With Couch to 5k, you're meant to finish the program in eight weeks, and the last run is your 5k. Week 2, Day 1 was only 1.3 or so miles of distance mixed running and walking and I was already wiped out, but the program expects that you'll do this. If this happens, you just keep going back to Week 1 and doing it over and over again until you can do week 2.


So I did.


Four times.


Yet again, a miracle happened. It got easier. I was able to advance, and after doing week 1 four times, I never had to repeat anything again. It was just continuous progress run after run. It was then that it hit me: I needed to set a goal for myself.

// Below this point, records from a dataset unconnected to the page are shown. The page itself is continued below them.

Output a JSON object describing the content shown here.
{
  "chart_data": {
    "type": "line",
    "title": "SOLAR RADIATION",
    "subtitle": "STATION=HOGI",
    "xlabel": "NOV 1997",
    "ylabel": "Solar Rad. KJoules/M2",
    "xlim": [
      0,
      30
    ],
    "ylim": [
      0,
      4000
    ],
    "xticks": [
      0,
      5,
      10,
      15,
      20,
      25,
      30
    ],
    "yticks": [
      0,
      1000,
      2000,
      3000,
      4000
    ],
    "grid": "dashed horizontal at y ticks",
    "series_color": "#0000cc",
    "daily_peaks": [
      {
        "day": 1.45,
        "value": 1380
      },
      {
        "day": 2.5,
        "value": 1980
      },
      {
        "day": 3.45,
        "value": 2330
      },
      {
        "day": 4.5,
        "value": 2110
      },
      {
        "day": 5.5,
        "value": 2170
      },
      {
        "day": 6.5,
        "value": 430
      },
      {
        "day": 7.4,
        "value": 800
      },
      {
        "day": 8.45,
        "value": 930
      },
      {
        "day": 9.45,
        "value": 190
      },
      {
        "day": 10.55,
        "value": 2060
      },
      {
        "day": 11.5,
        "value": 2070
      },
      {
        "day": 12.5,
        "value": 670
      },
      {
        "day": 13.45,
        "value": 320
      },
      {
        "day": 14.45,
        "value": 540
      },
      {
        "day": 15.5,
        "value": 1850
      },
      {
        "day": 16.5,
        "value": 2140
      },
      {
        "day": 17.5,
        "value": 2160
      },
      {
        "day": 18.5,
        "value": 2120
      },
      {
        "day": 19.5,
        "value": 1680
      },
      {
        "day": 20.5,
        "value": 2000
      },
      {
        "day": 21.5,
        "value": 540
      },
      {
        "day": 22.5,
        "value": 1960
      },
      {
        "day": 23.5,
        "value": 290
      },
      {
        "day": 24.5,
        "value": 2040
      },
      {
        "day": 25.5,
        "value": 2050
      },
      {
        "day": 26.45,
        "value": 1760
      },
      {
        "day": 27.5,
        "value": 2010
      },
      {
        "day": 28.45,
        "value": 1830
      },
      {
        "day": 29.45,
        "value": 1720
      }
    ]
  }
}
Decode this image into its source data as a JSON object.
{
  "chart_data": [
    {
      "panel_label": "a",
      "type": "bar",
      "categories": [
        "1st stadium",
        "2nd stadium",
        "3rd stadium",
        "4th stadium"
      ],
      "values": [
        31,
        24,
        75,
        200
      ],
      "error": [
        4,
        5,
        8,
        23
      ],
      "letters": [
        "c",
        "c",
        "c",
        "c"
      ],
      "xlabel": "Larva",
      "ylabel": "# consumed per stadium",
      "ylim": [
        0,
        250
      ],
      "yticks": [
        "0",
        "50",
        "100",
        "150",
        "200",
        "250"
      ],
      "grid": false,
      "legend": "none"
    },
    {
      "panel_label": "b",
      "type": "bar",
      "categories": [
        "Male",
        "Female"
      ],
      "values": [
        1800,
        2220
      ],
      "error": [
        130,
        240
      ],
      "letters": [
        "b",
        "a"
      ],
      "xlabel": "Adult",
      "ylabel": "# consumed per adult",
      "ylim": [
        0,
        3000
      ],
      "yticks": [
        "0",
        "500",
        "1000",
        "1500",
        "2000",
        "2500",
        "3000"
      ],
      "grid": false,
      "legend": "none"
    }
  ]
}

I needed a challenge, so I set myself up to do a 5k on December 8th, which, if everything went perfectly, would coincide almost exactly to my finishing of the program. I had to finish it so I would be ready. I had no choice.

I pushed hard. I ran in the rain. I ran in ice. I ran when the park I run in was closed because of a coyote attack and I had to run on asphalt in my neighborhood on 3 blisteringly cold overcast and rainy mornings. I did not miss a run unless it was raining particularly hard. Missing a run was a luxury I didn't have.


So I continued to push myself and day after day, the runs fell. I went from a majority of my intervals being walks to all runs and went from not being able to run more than two minutes to running for 35.


I was ready as hell.


Sunday morning at 9:35am, they started and I was off. I had every emotion in my head as I ran. I was doing it. I was running faster than others, and slower than others. But I was running in a group of about 500 people for the first time ever. Some people slowed, I passed them. Sometimes I had to walk because the climbs were too much for me, but in the end, I did it. I ran a 5k and I did it in a respectable time for a first 5k. 43:04 start to finish, a 13:52 mile.

From zero.


This is the biggest accomplishment in my life. I have no intention of letting this be the plateau, and every intention of pushing harder than hard to get better. To have a more respectable time. To finish better than 47/47 in my group (men 40-49) but that's fine tuning. Right now? I'm on the high of having finished at all.


I did something that I have tried to do on and off for years: I ran a 5k.


And I'm damn proud of it because when you can't walk, the last thing you think is that in 9 months or so you'll be running. Right now I'm in the best shape of my life and it's only going to get better. I can do this, and I'm going to do this.


But for now? I'm damn effing proud of myself, and I feel like I have every right to be.